The Curious Ringtail

We all tend to make generalizations about animal behavior as we like things to be neat and tidy and predictable. This is useful as it conditions us to think about what we can expect when we interact with nature. This type of thinking has probably served to allow our species to prosper as it kept cavemen from trying to pet the wild bears back in the day.

Photo Copyright 2012 by Barry Fackler
However, animals can exhibit some individualism, as well. Wrasses tend to be fast-moving swimmers that have almost no interest in associating with divers. The ringtail wrasse (Oxycheilinus unifasciatus) is a toothy predator that often hovers motionless over the reef waiting for prey to approach. The presence of a human interloper usually sends the wrasse off in search of more peaceful hunting grounds. But recently, at Keauhou Bay, I was swimming along when I saw a ringtail in the distance abruptly change course and start swimming casually toward me. I was certain it would change course again before coming very close, but such was not the case.

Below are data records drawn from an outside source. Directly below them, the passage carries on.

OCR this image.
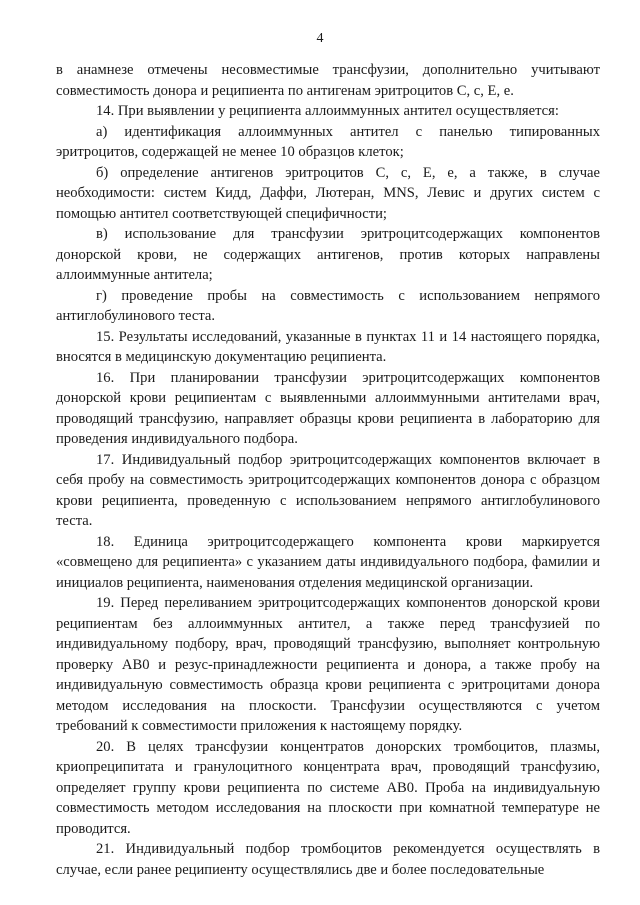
4

в анамнезе отмечены несовместимые трансфузии, дополнительно учитывают совместимость донора и реципиента по антигенам эритроцитов С, с, Е, е.

14. При выявлении у реципиента аллоиммунных антител осуществляется:

а) идентификация аллоиммунных антител с панелью типированных эритроцитов, содержащей не менее 10 образцов клеток;

б) определение антигенов эритроцитов С, с, Е, е, а также, в случае необходимости: систем Кидд, Даффи, Лютеран, MNS, Левис и других систем с помощью антител соответствующей специфичности;

в) использование для трансфузии эритроцитсодержащих компонентов донорской крови, не содержащих антигенов, против которых направлены аллоиммунные антитела;

г) проведение пробы на совместимость с использованием непрямого антиглобулинового теста.

15. Результаты исследований, указанные в пунктах 11 и 14 настоящего порядка, вносятся в медицинскую документацию реципиента.

16. При планировании трансфузии эритроцитсодержащих компонентов донорской крови реципиентам с выявленными аллоиммунными антителами врач, проводящий трансфузию, направляет образцы крови реципиента в лабораторию для проведения индивидуального подбора.

17. Индивидуальный подбор эритроцитсодержащих компонентов включает в себя пробу на совместимость эритроцитсодержащих компонентов донора с образцом крови реципиента, проведенную с использованием непрямого антиглобулинового теста.

18. Единица эритроцитсодержащего компонента крови маркируется «совмещено для реципиента» с указанием даты индивидуального подбора, фамилии и инициалов реципиента, наименования отделения медицинской организации.

19. Перед переливанием эритроцитсодержащих компонентов донорской крови реципиентам без аллоиммунных антител, а также перед трансфузией по индивидуальному подбору, врач, проводящий трансфузию, выполняет контрольную проверку АВ0 и резус-принадлежности реципиента и донора, а также пробу на индивидуальную совместимость образца крови реципиента с эритроцитами донора методом исследования на плоскости. Трансфузии осуществляются с учетом требований к совместимости приложения к настоящему порядку.

20. В целях трансфузии концентратов донорских тромбоцитов, плазмы, криопреципитата и гранулоцитного концентрата врач, проводящий трансфузию, определяет группу крови реципиента по системе АВ0. Проба на индивидуальную совместимость методом исследования на плоскости при комнатной температуре не проводится.

21. Индивидуальный подбор тромбоцитов рекомендуется осуществлять в случае, если ранее реципиенту осуществлялись две и более последовательные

Photo Copyright 2012 by Barry Fackler

The fish studied me coldly and dispassionately for a few seconds, angling its body around as to get a good look. I got a clear impression of curiosity on the creature's part. This, of course, afforded me the opportunity to fire off several good shots of the wrasse. When it all was over, the fish swam serenely away as did I. I had my photos and the wrasse had whatever thoughts he might have to muse over.